Electrical cooperative

Sawnee EMC (SEMC; founded as Forsyth County EMC) is an electrical generation and transmission cooperative founded in July 1938 and based in Cumming, Georgia. As of 2022, Sawnee EMC is the third-largest electric co-op in Georgia and the eighth-largest in the United States; as of 2026 it operates 12,656 miles of power lines in seven counties: Cherokee, Dawson, Forsyth, Fulton, Gwinnett, Hall, and Lumpkin.

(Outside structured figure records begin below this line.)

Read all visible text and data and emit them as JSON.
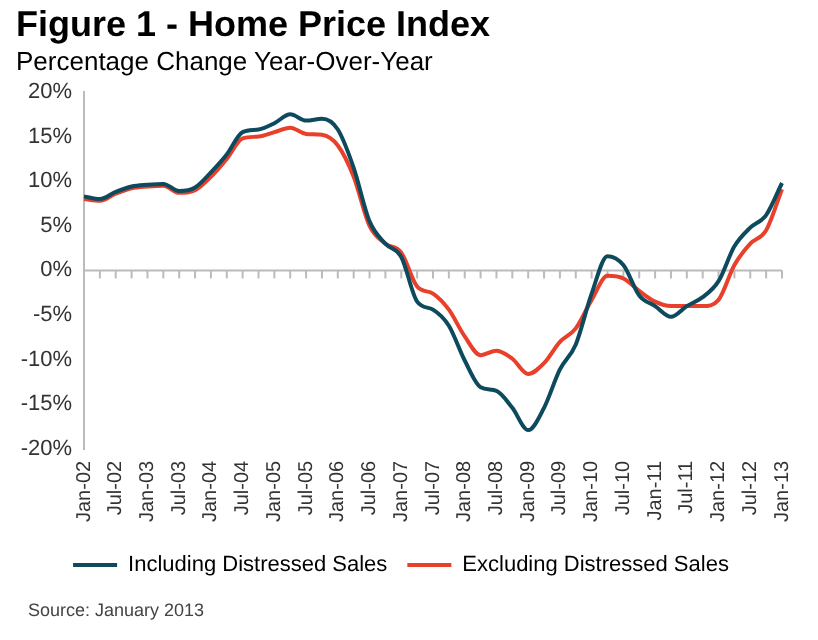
{
  "chart_data": {
    "type": "line",
    "title": "Figure 1 - Home Price Index",
    "subtitle": "Percentage Change Year-Over-Year",
    "categories": [
      "Jan-02",
      null,
      "Jul-02",
      null,
      "Jan-03",
      null,
      "Jul-03",
      null,
      "Jan-04",
      null,
      "Jul-04",
      null,
      "Jan-05",
      null,
      "Jul-05",
      null,
      "Jan-06",
      null,
      "Jul-06",
      null,
      "Jan-07",
      null,
      "Jul-07",
      null,
      "Jan-08",
      null,
      "Jul-08",
      null,
      "Jan-09",
      null,
      "Jul-09",
      null,
      "Jan-10",
      null,
      "Jul-10",
      null,
      "Jan-11",
      null,
      "Jul-11",
      null,
      "Jan-12",
      null,
      "Jul-12",
      null,
      "Jan-13"
    ],
    "series": [
      {
        "name": "Including Distressed Sales",
        "color": "#0e4a5e",
        "values": [
          8.3,
          8.0,
          8.8,
          9.4,
          9.6,
          9.7,
          8.9,
          9.3,
          11.0,
          13.0,
          15.5,
          15.8,
          16.5,
          17.5,
          16.8,
          17.0,
          15.8,
          11.5,
          5.5,
          3.0,
          1.5,
          -3.5,
          -4.4,
          -6.2,
          -10.1,
          -13.1,
          -13.5,
          -15.4,
          -17.9,
          -15.4,
          -11.1,
          -8.3,
          -2.6,
          1.6,
          0.6,
          -2.8,
          -4.0,
          -5.2,
          -4.0,
          -3.0,
          -1.2,
          2.7,
          4.8,
          6.2,
          9.8
        ]
      },
      {
        "name": "Excluding Distressed Sales",
        "color": "#e8402a",
        "values": [
          8.0,
          7.8,
          8.6,
          9.2,
          9.4,
          9.5,
          8.7,
          9.0,
          10.5,
          12.5,
          14.8,
          15.0,
          15.5,
          16.0,
          15.3,
          15.2,
          14.0,
          10.5,
          5.0,
          3.0,
          2.0,
          -1.8,
          -2.6,
          -4.4,
          -7.4,
          -9.5,
          -9.0,
          -9.9,
          -11.6,
          -10.4,
          -8.0,
          -6.5,
          -3.3,
          -0.6,
          -0.9,
          -2.3,
          -3.5,
          -4.0,
          -4.0,
          -4.0,
          -3.3,
          0.6,
          3.0,
          4.5,
          9.1
        ]
      }
    ],
    "ylim": [
      -20,
      20
    ],
    "yticks": [
      {
        "value": -20,
        "label": "-20%"
      },
      {
        "value": -15,
        "label": "-15%"
      },
      {
        "value": -10,
        "label": "-10%"
      },
      {
        "value": -5,
        "label": "-5%"
      },
      {
        "value": 0,
        "label": "0%"
      },
      {
        "value": 5,
        "label": "5%"
      },
      {
        "value": 10,
        "label": "10%"
      },
      {
        "value": 15,
        "label": "15%"
      },
      {
        "value": 20,
        "label": "20%"
      }
    ],
    "grid": false,
    "legend": "bottom",
    "marker": "none",
    "line_style": "solid",
    "ref_lines": [
      {
        "axis": "y",
        "value": 0,
        "color": "#bbbbbb"
      }
    ],
    "annotations": [
      "Source: January 2013"
    ]
  }
}
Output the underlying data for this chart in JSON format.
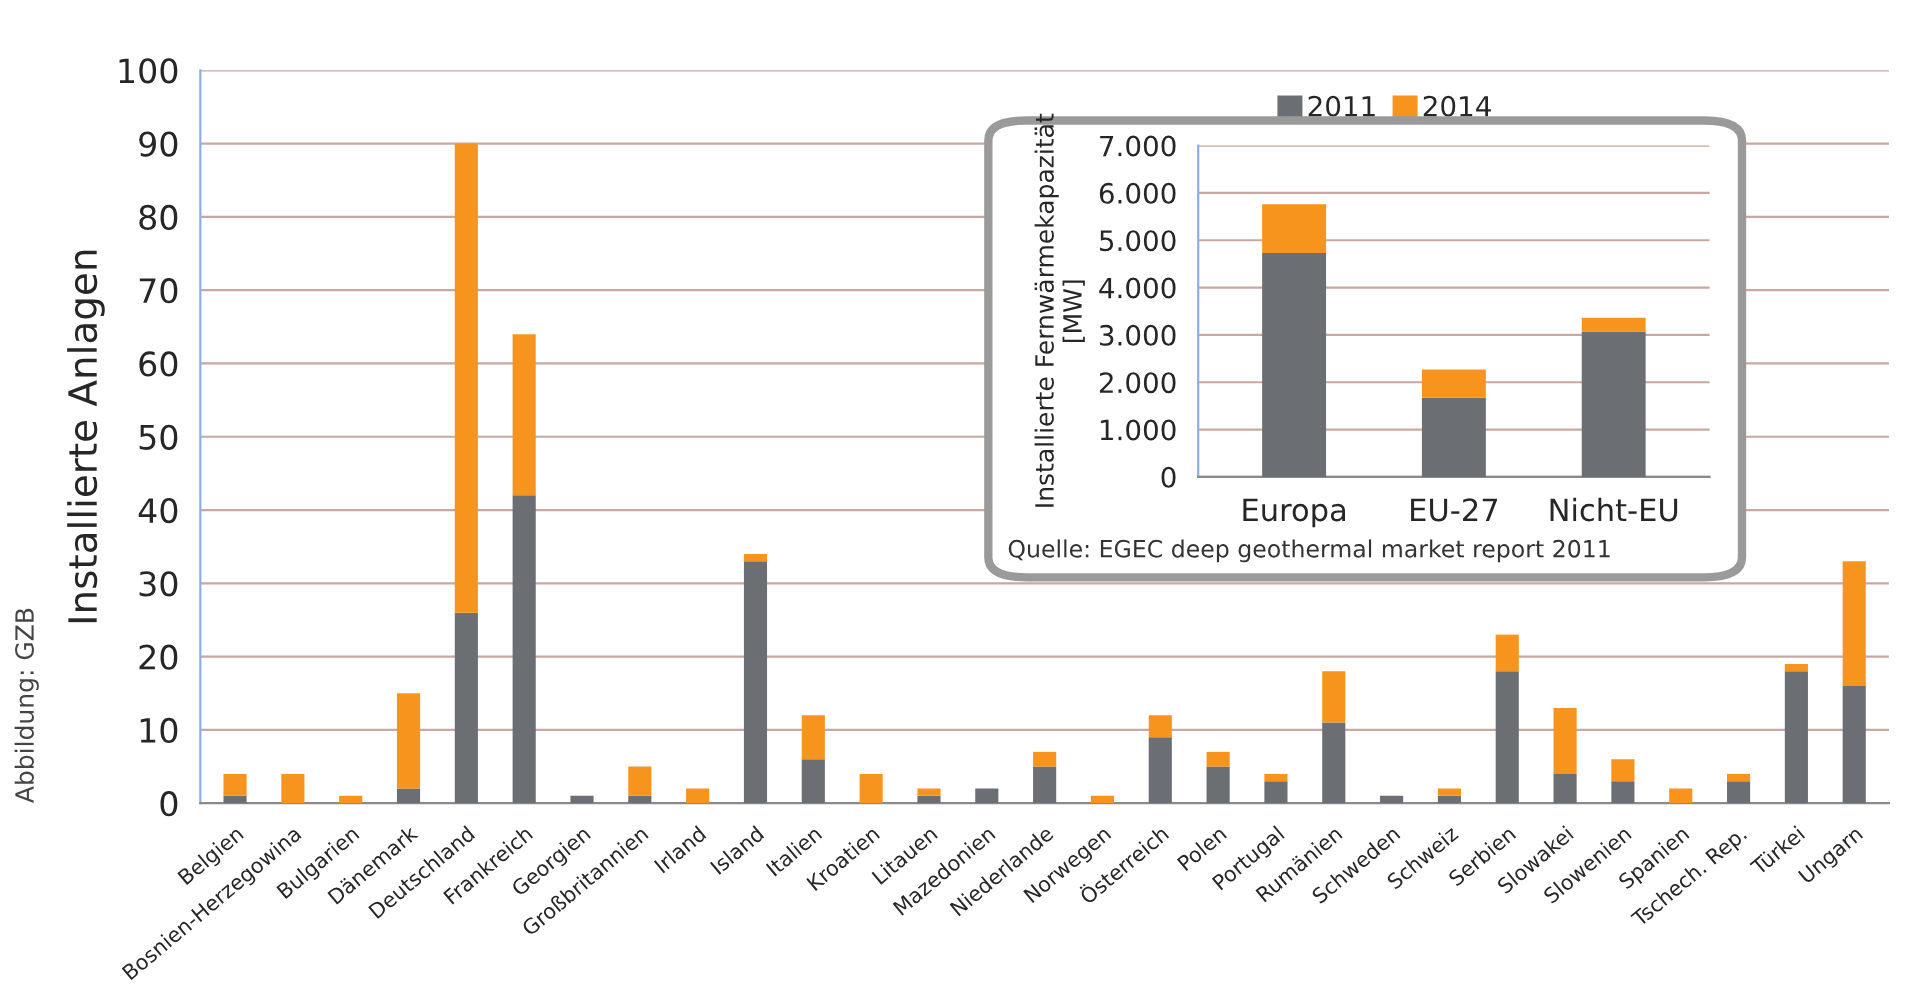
{
  "chart_data": [
    {
      "type": "bar",
      "stacked": true,
      "ylabel": "Installierte Anlagen",
      "categories": [
        "Belgien",
        "Bosnien-Herzegowina",
        "Bulgarien",
        "Dänemark",
        "Deutschland",
        "Frankreich",
        "Georgien",
        "Großbritannien",
        "Irland",
        "Island",
        "Italien",
        "Kroatien",
        "Litauen",
        "Mazedonien",
        "Niederlande",
        "Norwegen",
        "Österreich",
        "Polen",
        "Portugal",
        "Rumänien",
        "Schweden",
        "Schweiz",
        "Serbien",
        "Slowakei",
        "Slowenien",
        "Spanien",
        "Tschech. Rep.",
        "Türkei",
        "Ungarn"
      ],
      "series": [
        {
          "name": "2011",
          "color": "#6b6e72",
          "values": [
            1,
            0,
            0,
            2,
            26,
            42,
            1,
            1,
            0,
            33,
            6,
            0,
            1,
            2,
            5,
            0,
            9,
            5,
            3,
            11,
            1,
            1,
            18,
            4,
            3,
            0,
            3,
            18,
            16
          ]
        },
        {
          "name": "2014",
          "color": "#f7941d",
          "values": [
            3,
            4,
            1,
            13,
            64,
            22,
            0,
            4,
            2,
            1,
            6,
            4,
            1,
            0,
            2,
            1,
            3,
            2,
            1,
            7,
            0,
            1,
            5,
            9,
            3,
            2,
            1,
            1,
            17
          ]
        }
      ],
      "ylim": [
        0,
        100
      ],
      "yticks": [
        0,
        10,
        20,
        30,
        40,
        50,
        60,
        70,
        80,
        90,
        100
      ],
      "grid": "y",
      "legend": "top right",
      "annotations": [
        "Abbildung: GZB"
      ]
    },
    {
      "type": "bar",
      "stacked": true,
      "ylabel": "Installierte Fernwärmekapazität\n[MW]",
      "categories": [
        "Europa",
        "EU-27",
        "Nicht-EU"
      ],
      "series": [
        {
          "color": "#6b6e72",
          "values": [
            4730,
            1670,
            3070
          ]
        },
        {
          "color": "#f7941d",
          "values": [
            1030,
            600,
            290
          ]
        }
      ],
      "ylim": [
        0,
        7000
      ],
      "yticks": [
        {
          "value": 0,
          "label": "0"
        },
        {
          "value": 1000,
          "label": "1.000"
        },
        {
          "value": 2000,
          "label": "2.000"
        },
        {
          "value": 3000,
          "label": "3.000"
        },
        {
          "value": 4000,
          "label": "4.000"
        },
        {
          "value": 5000,
          "label": "5.000"
        },
        {
          "value": 6000,
          "label": "6.000"
        },
        {
          "value": 7000,
          "label": "7.000"
        }
      ],
      "grid": "y",
      "annotations": [
        "Quelle: EGEC deep geothermal market report 2011"
      ]
    }
  ]
}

Sawnee is a member of the National Rural Electric Cooperative Association and Touchstone Energy.

As of 2026, Michael Goodroe is the president and CEO of Sawnee EMC.

== History ==
After the Rural Electrification Administration was created in 1935, the Forsyth County Electric Membership Corporation was incorporated on July 16, 1938, and the co-op began providing electricity to about 750 homes via 163 miles of power lines on June 22, 1939. Forsyth County EMC changed its name to Sawnee EMC in August 1950, taking its name from nearby Sawnee Mountain. In 1974, Sawnee EMC was one of the dozens of Georgia-based EMCs that founded Oglethorpe Power, and Sawnee was similarly a founding member of the renewables-focused Green Power EMC in 2001.

=== Domain name incident ===
In May 2024, Sawnee advised customers to switch from www.sawnee.com to www.sawnee.coop following a cyber security incident.

== Board of directors ==
Sawnee EMC's board of directors as of 2026 is composed of nine elected members:

| Name | District and position |
|---|---|
| Marshall Millwood | District 2 |
| Adrian Flack | District 3 |
| Gary Porter | District 4; vice-chairman |
| Tim Heard | District 6; chairman |
| Rodney Reese | District 9 |
| Terry Mathi | District 7 |
| Donna Yost | District 8 |
| Larry Evans | District 5 |
| Roger Coker | District 1; secretary-treasurer |

== Foundation ==
Sawnee EMC operates the Sawnee Electric Membership Foundation, which donates to schools and charities in its service area. Since 2003, the foundation has given out $3.8 million.